Молодой человек ухмыльнулся.
— Например, в воскресенье мы проводим дискотеку на армянском кладбище.
— Почему именно на армянском?
— Вот видите! — засмеялся издатель. — Мне хватило одного слова, чтобы сломать стереотип вашего сознания. Заметьте: вы не спросили меня, почему дискотека будет на кладбище. А стоило бы мне построить фразу иначе: например, дискотека на еврейском кладбище — и ваше сознание возмутилось бы против антисемитизма. Но в нашем случае оно не возмущается, а недоумевает. Привычный стереотип не работает. Конечно, никакой дискотеки не будет.
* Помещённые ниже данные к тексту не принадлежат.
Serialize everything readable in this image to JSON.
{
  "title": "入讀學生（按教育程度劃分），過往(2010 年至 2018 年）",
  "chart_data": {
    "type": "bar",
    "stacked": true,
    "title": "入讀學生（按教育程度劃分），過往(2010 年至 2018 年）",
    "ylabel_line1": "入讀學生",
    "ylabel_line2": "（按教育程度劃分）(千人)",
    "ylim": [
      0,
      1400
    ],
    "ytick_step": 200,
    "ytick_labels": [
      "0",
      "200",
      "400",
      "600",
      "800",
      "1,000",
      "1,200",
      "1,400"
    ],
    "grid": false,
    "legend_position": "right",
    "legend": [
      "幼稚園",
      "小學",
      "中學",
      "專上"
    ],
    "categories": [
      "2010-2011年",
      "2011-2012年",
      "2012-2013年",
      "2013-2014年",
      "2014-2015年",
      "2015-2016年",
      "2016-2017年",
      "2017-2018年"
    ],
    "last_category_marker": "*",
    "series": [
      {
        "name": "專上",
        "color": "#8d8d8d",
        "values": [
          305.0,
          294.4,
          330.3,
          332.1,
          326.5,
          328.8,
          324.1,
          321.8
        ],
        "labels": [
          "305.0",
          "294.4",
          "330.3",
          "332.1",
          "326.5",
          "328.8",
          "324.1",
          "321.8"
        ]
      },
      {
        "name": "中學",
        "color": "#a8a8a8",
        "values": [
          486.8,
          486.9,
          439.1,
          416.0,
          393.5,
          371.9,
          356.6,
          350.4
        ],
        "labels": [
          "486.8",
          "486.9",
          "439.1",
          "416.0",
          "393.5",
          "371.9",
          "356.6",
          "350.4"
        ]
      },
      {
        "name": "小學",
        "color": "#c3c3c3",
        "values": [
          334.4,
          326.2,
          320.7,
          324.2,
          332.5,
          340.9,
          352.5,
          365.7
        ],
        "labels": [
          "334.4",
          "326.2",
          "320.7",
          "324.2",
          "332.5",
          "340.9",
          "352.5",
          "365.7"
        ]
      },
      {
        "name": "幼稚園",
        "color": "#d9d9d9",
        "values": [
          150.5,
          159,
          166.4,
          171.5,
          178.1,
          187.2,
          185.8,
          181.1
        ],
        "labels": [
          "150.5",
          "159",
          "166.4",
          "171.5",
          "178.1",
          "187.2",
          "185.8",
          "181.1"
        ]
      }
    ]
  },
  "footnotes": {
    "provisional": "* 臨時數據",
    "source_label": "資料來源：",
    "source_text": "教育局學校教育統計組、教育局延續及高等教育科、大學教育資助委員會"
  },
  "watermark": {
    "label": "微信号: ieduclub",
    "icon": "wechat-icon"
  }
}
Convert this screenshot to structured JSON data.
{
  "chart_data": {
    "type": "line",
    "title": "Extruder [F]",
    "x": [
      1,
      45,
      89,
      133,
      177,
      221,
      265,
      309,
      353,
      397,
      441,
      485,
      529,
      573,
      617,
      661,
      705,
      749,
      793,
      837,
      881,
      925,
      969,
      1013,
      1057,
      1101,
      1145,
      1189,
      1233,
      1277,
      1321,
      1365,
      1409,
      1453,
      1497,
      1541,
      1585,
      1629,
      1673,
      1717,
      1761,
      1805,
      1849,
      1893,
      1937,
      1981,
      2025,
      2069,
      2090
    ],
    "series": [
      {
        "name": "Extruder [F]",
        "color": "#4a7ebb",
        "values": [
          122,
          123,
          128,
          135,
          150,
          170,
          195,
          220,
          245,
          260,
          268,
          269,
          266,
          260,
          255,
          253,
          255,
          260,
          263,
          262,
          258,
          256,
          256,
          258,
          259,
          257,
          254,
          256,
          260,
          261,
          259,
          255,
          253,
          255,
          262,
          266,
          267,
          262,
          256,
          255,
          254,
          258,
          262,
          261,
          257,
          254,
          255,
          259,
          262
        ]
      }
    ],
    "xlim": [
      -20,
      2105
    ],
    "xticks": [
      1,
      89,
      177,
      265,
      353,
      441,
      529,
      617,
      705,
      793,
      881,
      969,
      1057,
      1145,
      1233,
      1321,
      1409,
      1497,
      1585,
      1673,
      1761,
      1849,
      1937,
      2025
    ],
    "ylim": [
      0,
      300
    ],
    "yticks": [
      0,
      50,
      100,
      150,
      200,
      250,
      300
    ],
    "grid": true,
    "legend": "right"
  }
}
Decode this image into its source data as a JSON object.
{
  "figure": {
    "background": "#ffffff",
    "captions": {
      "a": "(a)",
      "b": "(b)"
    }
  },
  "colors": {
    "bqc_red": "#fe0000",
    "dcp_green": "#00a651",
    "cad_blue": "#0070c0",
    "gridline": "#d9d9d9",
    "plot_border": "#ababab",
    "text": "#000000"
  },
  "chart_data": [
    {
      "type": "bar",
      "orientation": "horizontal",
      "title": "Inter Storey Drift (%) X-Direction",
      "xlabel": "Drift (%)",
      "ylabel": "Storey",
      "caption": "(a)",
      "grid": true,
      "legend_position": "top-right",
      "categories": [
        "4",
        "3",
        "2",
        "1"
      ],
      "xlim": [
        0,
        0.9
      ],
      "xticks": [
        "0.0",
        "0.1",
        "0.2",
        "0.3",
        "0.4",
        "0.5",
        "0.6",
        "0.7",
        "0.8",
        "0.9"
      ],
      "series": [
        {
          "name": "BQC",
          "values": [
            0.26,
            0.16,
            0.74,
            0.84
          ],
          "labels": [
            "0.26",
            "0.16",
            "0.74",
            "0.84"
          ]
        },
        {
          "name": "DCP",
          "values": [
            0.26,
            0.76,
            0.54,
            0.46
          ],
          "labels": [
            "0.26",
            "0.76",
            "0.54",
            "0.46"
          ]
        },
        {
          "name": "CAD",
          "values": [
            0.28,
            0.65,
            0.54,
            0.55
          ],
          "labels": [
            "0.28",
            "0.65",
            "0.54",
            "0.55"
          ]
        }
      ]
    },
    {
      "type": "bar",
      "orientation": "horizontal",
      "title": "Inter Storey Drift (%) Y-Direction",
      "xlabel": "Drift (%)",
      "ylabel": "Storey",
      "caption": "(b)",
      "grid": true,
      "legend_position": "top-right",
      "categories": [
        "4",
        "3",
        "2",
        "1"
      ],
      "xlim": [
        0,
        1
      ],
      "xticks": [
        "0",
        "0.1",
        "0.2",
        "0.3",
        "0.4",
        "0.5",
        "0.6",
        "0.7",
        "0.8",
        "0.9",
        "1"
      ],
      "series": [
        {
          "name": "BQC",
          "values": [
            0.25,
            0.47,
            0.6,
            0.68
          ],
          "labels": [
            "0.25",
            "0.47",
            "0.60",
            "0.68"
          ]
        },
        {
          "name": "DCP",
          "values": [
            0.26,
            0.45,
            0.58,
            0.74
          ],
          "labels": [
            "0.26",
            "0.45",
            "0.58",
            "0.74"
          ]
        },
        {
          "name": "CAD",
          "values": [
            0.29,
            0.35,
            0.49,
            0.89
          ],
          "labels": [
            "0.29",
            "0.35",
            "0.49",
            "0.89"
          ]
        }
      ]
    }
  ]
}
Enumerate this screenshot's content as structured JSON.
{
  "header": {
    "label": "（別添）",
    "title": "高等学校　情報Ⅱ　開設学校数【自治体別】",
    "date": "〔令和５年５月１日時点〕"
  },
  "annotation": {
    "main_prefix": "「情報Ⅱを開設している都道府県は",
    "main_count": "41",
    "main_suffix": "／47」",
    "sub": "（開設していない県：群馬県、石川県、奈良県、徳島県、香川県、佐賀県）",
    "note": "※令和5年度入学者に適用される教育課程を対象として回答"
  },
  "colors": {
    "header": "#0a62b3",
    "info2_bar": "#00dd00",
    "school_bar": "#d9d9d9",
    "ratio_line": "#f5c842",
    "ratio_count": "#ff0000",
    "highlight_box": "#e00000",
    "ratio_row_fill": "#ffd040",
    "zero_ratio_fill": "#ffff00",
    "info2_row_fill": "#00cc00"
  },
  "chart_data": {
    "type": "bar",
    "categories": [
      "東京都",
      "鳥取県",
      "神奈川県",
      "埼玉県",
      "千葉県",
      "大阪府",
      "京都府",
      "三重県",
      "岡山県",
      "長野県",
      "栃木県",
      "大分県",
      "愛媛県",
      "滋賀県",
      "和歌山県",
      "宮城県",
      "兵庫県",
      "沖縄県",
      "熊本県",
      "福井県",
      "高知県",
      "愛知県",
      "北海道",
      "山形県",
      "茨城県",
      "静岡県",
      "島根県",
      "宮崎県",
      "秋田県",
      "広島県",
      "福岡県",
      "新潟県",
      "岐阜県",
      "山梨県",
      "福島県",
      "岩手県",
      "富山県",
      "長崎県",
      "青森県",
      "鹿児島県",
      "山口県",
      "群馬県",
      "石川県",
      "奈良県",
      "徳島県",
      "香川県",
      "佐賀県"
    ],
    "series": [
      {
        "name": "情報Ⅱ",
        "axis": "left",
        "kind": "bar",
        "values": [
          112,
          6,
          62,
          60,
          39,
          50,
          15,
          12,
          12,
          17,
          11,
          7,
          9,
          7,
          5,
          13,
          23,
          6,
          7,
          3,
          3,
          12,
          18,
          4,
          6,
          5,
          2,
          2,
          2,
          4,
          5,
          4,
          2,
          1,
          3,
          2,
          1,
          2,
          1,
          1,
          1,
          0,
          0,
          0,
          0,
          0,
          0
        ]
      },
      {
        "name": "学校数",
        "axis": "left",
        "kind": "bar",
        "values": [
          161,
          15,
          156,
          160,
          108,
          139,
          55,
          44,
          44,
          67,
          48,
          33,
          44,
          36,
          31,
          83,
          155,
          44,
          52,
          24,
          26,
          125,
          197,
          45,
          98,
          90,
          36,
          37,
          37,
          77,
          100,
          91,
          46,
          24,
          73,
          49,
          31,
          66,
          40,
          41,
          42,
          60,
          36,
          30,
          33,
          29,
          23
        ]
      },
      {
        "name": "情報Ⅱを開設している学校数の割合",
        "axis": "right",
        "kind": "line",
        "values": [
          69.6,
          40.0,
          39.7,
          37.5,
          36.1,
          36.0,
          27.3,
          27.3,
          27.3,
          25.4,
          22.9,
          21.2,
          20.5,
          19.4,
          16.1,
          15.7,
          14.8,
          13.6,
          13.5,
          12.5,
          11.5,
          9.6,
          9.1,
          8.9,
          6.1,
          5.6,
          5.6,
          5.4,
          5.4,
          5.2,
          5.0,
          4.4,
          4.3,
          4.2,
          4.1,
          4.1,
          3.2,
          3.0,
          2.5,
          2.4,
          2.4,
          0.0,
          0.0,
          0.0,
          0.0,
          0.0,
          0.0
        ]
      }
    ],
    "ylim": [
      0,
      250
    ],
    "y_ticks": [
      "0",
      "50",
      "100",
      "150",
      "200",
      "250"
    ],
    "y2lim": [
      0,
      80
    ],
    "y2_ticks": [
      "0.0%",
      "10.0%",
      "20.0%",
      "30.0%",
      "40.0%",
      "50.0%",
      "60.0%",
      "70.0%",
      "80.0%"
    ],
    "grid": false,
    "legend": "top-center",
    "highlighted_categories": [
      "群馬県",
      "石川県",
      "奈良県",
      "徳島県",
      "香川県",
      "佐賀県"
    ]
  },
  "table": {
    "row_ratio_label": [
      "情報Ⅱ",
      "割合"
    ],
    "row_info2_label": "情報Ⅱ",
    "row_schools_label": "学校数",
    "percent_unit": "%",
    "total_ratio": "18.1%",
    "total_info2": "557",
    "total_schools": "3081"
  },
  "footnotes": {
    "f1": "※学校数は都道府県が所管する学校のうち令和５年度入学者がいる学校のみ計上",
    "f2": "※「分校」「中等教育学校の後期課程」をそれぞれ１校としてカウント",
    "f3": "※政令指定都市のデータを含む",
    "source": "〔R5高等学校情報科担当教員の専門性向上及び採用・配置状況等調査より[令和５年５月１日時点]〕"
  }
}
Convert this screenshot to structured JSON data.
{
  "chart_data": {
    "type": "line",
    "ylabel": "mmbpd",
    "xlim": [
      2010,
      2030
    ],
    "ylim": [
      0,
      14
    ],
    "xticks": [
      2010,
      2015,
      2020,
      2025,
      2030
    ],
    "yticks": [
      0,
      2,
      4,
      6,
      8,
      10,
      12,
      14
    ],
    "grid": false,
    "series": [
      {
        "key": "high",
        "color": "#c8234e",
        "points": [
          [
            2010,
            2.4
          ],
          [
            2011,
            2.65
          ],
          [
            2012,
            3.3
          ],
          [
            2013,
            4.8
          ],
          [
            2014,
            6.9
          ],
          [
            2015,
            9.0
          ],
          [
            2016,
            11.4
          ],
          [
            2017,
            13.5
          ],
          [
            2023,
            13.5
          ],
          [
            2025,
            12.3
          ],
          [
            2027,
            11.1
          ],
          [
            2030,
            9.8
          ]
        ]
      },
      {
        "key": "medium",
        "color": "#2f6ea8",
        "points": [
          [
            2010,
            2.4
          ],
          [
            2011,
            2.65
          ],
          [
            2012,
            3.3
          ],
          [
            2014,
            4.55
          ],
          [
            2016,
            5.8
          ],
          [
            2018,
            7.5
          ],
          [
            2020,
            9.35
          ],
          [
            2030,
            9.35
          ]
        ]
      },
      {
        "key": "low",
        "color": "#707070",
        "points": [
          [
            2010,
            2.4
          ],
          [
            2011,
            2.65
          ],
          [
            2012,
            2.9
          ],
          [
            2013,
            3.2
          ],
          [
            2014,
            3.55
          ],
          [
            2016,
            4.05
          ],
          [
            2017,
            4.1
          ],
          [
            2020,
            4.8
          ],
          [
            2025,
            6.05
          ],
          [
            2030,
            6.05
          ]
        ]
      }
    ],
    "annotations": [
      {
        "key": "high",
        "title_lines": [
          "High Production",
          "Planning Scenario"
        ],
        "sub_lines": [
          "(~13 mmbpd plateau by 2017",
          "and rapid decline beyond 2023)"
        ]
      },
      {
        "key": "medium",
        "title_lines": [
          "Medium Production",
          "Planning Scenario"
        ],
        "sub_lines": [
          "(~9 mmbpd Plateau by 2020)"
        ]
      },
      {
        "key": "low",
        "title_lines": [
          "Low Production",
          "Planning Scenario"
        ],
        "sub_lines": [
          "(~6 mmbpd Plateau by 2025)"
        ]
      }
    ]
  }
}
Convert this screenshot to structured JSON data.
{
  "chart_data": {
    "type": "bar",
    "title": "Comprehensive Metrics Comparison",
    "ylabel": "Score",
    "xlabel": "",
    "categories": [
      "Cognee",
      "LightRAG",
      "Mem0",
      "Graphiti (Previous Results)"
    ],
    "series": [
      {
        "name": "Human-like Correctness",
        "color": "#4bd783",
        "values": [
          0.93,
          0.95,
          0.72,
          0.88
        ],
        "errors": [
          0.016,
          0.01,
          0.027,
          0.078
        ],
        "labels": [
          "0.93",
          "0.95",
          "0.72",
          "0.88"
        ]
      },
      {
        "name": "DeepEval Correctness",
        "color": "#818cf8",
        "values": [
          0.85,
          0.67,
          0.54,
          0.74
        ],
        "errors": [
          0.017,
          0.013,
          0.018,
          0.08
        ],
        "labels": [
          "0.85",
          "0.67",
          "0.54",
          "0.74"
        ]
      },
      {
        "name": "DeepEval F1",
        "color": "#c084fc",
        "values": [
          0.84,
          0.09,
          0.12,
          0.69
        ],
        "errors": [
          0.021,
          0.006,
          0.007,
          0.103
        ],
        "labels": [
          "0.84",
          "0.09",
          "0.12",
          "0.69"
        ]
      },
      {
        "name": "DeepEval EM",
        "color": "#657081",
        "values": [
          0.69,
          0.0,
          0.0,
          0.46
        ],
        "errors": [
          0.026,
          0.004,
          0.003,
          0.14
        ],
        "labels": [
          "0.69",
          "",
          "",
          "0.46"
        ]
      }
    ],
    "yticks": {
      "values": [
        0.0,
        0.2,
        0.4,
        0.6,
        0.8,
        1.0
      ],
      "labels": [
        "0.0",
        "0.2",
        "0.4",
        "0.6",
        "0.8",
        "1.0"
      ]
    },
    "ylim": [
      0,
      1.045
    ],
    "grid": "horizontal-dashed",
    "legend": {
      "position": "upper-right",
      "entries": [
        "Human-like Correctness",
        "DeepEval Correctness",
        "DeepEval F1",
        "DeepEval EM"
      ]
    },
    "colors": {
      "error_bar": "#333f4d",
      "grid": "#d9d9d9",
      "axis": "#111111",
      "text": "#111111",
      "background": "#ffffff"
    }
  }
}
Это фикция, симулякр… Мир — это мое развлечение.
— И это называется постмодернизмом?
— И это называется постмодернизмом.
Молодой человек поскучнел, оставил Джона и расхлябанной походкой направился к дивану, где сидела маленькая некрасивая девица с покрасневшим носиком. Она непрерывно курила, уставившись в угол отрешенным взглядом. При этом взгляд ее говорил: эй вы, обратите внимание, как вы все мне неинтересны! Молодой человек подсел к девице, выхватил из ее пальцев зажженную сигарету и нервно задымил.
Выходя из комнаты, Джон столкнулся с Барским.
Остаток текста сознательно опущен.